Why had he come to New York? He’d gone to college not far from home, returned home after graduation, and very likely fallen into the job selling insurance at his uncle’s agency. Then when he came into a few dollars he moved to New York and went to law school.
Why? Didn’t Penn State have a law school? It would have been cheaper than moving to New York, and would have been a logical preface to taking the Pennsylvania bar exam and practicing law not far from home. He could even have gone on selling insurance in his free time; he wouldn’t have been the first person to work his way through law school in that fashion.
But instead he’d had a clean break. Hadn’t looked back, as far as I could tell. Hadn’t taken his bride back home, hadn’t introduced her to his family.
What had he left behind? And what had he taken with him when he made the move? How much had his parents left him?
Or had they left him anything at all?
Start with the uncle. I called Eleanor Yount to see if the firm’s records had him listed by name. She had an assistant pull Glenn’s résumé and reported that he had not been specific in listing his job experience prior to law school. Like his after-school jobs and summer employment, his career in insurance had been merely summarized. Sales and administrative work at uncle’s insurance office, Altoona, PA , he’d written, along with the dates.
I got through to the Information operator in Altoona and had her check the Yellow Pages listings for an insurance agent named Holtzmann. There were a lot of Holtzmanns in the region, she told me, most but not all of them spelling it with two N ’s, but none of them seemed to be in the insurance business.
Of course your uncle doesn’t necessarily have the same last name as you. And there was a fair chance the uncle had died, or retired to Florida, or sold the business and bought a Burger King franchise.
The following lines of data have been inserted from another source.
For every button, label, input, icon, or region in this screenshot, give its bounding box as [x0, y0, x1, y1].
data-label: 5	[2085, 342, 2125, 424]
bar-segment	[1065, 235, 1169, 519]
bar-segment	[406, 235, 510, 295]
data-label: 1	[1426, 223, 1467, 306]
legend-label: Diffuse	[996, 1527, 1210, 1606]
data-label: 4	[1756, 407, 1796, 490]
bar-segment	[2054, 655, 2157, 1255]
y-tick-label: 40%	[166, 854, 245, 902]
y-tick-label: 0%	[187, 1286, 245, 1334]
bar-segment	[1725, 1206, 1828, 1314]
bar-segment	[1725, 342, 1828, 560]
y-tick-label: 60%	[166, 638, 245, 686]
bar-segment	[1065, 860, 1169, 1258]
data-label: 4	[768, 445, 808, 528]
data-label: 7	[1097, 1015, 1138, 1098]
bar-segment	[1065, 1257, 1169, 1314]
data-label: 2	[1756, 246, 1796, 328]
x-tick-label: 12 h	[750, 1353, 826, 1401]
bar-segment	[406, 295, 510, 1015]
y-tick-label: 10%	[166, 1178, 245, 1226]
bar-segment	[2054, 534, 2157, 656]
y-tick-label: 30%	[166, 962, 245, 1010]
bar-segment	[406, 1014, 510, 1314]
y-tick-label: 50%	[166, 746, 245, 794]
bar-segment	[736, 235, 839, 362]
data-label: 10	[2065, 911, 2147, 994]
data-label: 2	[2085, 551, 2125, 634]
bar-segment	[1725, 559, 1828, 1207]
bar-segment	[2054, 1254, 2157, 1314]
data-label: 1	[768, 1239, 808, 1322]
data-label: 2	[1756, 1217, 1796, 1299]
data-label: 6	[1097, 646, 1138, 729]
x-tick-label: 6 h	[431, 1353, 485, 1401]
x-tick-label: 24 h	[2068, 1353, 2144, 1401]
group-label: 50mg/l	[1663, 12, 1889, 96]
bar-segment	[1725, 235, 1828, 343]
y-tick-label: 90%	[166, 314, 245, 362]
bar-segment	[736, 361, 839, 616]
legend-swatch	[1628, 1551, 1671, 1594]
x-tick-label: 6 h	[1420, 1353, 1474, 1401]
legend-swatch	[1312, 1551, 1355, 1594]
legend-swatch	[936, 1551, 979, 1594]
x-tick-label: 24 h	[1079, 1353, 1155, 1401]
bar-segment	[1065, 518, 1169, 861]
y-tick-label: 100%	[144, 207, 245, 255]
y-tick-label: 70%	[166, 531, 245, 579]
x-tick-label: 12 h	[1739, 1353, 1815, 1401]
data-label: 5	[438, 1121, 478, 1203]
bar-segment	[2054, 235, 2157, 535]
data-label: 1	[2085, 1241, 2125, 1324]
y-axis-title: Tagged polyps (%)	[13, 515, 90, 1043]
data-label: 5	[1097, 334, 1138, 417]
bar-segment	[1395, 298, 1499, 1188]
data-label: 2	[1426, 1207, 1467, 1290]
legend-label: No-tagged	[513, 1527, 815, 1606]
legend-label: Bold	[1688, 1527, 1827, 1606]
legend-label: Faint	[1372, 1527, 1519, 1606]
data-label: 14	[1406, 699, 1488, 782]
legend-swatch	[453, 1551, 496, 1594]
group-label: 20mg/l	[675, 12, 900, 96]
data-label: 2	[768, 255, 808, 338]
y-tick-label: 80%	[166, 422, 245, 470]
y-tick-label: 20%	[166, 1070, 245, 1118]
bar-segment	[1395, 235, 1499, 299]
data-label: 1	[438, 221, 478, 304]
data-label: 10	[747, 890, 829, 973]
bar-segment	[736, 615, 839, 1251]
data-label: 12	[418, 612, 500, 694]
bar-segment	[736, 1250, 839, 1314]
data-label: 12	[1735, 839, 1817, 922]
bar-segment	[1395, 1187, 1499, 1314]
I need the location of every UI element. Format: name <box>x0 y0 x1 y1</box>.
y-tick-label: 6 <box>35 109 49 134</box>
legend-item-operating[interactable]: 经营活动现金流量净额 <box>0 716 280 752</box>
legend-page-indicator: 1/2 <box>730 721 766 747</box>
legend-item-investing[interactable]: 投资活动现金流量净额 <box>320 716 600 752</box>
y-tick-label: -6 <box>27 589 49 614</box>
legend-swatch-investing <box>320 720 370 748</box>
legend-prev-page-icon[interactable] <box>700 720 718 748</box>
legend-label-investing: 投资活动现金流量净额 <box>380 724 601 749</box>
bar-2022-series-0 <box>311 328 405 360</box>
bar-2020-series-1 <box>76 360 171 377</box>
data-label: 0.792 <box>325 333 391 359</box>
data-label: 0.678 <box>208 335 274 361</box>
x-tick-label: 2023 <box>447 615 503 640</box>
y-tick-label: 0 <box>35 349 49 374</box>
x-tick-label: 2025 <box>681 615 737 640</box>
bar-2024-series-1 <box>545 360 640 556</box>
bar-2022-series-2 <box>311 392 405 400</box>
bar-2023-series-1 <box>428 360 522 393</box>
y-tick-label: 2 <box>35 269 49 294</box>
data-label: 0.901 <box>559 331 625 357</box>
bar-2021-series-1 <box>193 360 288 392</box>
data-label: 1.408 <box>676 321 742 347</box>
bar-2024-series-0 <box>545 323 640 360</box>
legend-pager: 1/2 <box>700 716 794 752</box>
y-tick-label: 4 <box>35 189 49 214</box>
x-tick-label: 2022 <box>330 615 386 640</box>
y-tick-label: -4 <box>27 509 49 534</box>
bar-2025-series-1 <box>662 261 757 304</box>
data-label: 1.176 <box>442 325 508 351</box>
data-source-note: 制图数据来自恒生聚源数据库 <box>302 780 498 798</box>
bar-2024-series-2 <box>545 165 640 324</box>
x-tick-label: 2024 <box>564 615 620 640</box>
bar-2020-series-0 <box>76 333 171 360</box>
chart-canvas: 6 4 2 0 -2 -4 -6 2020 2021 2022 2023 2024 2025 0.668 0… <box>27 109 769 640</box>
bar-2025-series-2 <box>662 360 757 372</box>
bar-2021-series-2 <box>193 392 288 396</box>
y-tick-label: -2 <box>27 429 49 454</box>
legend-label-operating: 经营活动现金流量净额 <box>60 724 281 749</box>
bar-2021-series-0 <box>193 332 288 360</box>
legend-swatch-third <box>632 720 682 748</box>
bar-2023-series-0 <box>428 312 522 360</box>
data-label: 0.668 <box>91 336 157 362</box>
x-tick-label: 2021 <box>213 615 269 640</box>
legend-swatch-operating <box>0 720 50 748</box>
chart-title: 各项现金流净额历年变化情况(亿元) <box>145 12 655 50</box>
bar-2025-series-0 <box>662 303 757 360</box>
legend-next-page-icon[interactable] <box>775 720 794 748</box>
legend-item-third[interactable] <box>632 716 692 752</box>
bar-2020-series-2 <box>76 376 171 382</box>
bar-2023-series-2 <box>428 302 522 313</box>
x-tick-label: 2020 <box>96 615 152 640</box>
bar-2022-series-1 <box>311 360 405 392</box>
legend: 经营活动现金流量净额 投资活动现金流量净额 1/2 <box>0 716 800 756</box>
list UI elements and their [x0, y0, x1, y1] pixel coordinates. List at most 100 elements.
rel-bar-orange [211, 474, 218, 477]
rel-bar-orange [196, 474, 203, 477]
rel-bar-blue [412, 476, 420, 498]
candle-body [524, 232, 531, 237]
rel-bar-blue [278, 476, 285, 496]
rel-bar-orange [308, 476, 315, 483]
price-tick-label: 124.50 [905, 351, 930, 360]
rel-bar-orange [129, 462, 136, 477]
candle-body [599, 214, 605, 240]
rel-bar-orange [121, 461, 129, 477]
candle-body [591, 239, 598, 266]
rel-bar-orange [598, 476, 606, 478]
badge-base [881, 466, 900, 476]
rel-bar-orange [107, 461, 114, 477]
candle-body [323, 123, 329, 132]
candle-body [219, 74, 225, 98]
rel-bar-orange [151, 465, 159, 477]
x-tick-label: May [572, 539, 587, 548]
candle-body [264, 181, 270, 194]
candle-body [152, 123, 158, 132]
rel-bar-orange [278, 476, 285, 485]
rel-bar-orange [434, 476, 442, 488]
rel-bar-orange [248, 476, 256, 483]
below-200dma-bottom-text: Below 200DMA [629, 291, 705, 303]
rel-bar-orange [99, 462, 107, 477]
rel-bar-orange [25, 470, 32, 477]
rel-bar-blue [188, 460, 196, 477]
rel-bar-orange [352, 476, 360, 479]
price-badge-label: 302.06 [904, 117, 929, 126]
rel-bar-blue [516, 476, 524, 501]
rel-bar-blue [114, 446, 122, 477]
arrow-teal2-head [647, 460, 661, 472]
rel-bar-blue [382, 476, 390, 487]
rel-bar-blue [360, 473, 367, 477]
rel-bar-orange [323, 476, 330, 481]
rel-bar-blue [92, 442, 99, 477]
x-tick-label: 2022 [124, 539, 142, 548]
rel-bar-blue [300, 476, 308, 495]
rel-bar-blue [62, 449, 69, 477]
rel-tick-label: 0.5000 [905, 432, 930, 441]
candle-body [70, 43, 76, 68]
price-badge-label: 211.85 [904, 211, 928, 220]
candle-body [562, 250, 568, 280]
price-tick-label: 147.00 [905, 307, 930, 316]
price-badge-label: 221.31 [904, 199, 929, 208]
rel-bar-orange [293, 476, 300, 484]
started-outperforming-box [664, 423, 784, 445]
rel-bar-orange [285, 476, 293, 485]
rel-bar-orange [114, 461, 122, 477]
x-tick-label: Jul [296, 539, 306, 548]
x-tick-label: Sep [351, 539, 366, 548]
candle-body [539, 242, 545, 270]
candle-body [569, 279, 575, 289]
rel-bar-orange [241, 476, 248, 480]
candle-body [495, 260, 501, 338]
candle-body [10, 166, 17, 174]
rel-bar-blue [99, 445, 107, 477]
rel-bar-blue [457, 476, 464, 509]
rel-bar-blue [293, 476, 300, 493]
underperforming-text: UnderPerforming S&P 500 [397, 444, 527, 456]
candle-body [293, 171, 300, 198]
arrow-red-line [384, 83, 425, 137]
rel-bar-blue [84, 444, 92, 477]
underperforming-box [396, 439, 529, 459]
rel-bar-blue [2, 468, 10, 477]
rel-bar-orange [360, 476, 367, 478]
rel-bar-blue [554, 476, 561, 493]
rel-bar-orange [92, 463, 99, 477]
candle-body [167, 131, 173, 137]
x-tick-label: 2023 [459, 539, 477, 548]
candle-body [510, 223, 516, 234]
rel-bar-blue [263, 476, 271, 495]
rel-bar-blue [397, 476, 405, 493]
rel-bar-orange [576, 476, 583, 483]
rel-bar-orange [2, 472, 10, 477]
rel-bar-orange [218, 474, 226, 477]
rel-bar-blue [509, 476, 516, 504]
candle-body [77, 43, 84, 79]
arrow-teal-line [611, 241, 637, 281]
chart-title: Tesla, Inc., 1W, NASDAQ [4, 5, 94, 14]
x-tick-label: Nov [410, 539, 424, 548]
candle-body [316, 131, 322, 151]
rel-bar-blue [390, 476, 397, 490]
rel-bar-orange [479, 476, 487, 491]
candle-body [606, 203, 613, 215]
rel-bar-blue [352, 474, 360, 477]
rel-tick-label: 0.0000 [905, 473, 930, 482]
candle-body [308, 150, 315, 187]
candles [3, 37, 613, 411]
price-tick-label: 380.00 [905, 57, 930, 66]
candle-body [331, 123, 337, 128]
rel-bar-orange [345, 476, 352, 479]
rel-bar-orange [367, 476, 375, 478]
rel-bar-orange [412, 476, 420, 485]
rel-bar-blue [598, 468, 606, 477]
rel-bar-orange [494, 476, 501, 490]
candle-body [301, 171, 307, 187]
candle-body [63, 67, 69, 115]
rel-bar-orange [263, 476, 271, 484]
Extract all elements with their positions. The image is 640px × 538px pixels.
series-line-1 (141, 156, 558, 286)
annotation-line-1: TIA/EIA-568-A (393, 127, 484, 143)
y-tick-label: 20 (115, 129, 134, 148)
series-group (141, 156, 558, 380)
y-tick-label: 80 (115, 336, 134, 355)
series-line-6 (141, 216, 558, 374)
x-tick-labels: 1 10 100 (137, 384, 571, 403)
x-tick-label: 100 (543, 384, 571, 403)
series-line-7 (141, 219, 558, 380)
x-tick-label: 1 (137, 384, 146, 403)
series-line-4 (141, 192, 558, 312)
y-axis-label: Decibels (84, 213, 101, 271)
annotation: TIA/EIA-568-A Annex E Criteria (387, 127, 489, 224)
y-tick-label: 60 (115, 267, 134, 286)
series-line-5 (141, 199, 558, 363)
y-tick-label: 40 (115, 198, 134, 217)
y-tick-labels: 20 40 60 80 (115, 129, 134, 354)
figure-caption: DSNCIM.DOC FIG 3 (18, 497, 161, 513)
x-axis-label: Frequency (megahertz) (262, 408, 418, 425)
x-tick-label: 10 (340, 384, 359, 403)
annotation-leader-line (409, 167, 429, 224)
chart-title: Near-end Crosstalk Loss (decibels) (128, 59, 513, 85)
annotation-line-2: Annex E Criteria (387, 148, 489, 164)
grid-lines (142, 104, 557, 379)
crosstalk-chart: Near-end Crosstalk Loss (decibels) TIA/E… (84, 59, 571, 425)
Still, how big was Altoona? And how many insurance agents could it have, and wouldn’t they tend to know each other?
I asked the operator for the names and numbers of the two insurance agencies with the largest Yellow Pages ads. She seemed to think that was an amusing request, but she gave me what I wanted. I called them both, in each case managing to get through to someone who’d been there a while. I explained that I was trying to contact a man who had been in the insurance business in Altoona and who may have been named Holtzmann, but who in any event had employed his nephew, whose name was in fact Holtzmann, Glenn Holtzmann.
No luck.
I called Information again and got the names of half a dozen of the two-N Holtzmanns. I took them in order. The first two didn’t answer. The third was a woman with a voice like Ethel Merman’s who assured me that she knew all the Holtzmanns in town, that they were all related, and that there was no one in the family named Glenn. Nothing wrong with the name, but no Holtzmann had ever used it, and she would know if they had.
I said I thought he was from Roaring Spring.
Now that was a different story, she said. She didn’t quite say it, but she gave me the impression that people in Roaring Spring had tails. She knew there was a Holtzmann family in Roaring Spring, although she hadn’t heard tell of them in years and couldn’t say if any of them were still around. One thing she did know was that the Holtzmanns in Roaring Spring were not in any way related to the Holtzmanns in Altoona.
“Unless you go clear back to the Rhineland,” she said.
I called Information and asked for Holtzmanns in Roaring Spring, wondering why it hadn’t occurred to me to do so earlier. No matter. There weren’t any.
I called Lisa. Did she happen to know the name of the uncle at whose insurance agency Glenn had worked in Altoona?